Another interesting result is related with the big differences found among the different ship types. Although Finland is the unique country that concentrates an average very high risk for waste from ships pathway, other countries are only highlighted when a specific type of ship movements is analyzed. For example, Bulgaria has an estimated very high risk by SSS movements through Black sea, particularly associated with the port of Burgas, the second most important port in the Black sea . Several countries surrounding the Baltic sea (Denmark, Finland, Lithuania or Sweden among others) are also highlighted in SSS movements and cruises, mainly due to their geographical closeness and trade with RF.
However, the most interesting results are related with waste from cargo ships, for which, four countries concentrate very high risk (France, Italy, the Netherlands and Spain). The detailed analysis of these movements, considering origin and EU destination ports, reveals some interesting differences among these countries. For example, in Netherlands, the risk both from RF as well as from Africa (mainly from Angola and Nigeria) is particularly concentrated in the port of Rotterdam, the one that receives the biggest amount of potentially risky cargo ships (those coming from ASF-affected countries) in the EU. However, in Spain the risk is more distributed, with two important ports receiving high number of cargo ships from Africa and other two from RF. In this particular case, these countries with the same level of risk present different profiles with one or several important ports in terms of risk. This fact enhances the importance of the detailed analysis of these results (represented in Figures 2, 3, 4 and 5) that could be much more informative to the policy makers than the general overview of the results (Figure 1).

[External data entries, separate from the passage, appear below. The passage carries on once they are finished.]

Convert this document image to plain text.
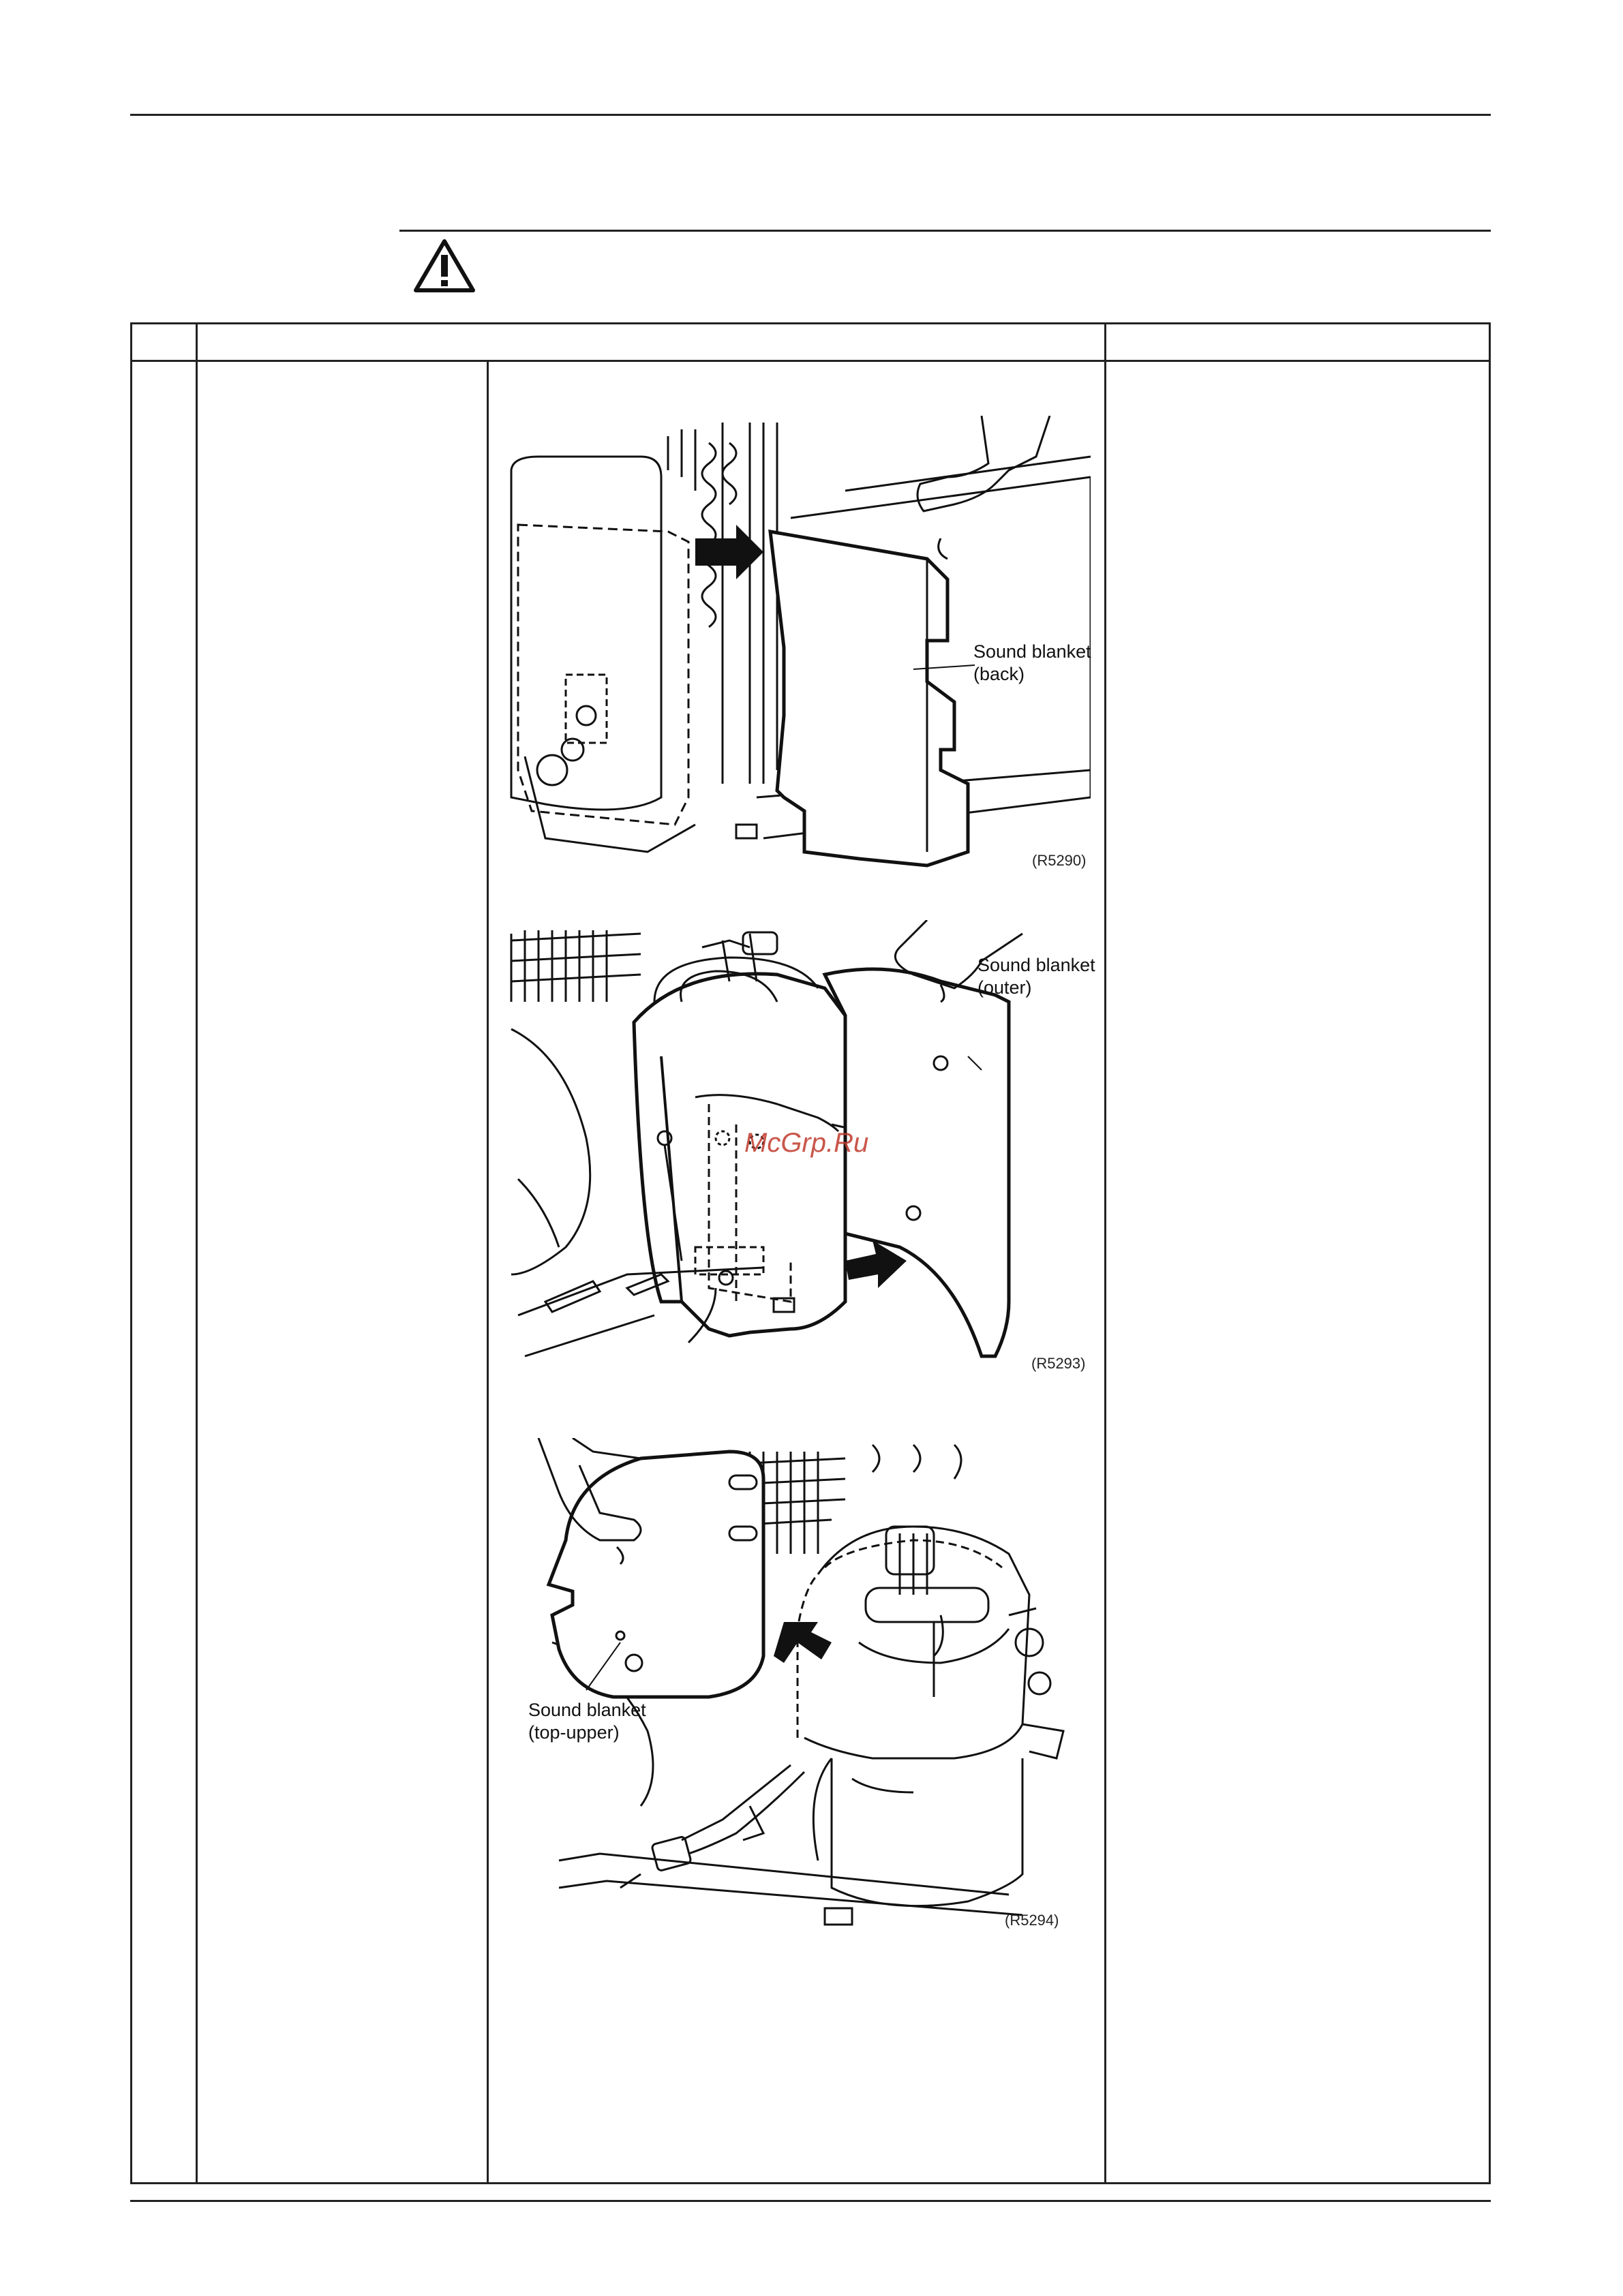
Sound blanket
(back)
(R5290)
McGrp.Ru
Sound blanket
(outer)
(R5293)
Sound blanket
(top-upper)
(R5294)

Authors believe that this model has an important logical and biological approach as its results reflect areas and pathways identified at high risk by experts. This kind of models built using a simple and easy to understand methodology, are faster to develop and easier to interpret compared with the quantitative ones, and are particularly suitable when few information is available. For this reason this model may be considered as an adequate alternative in data scarce situations to provide a scientific support to risk managers, and ultimately, to prevent animal diseases introduction in free territories.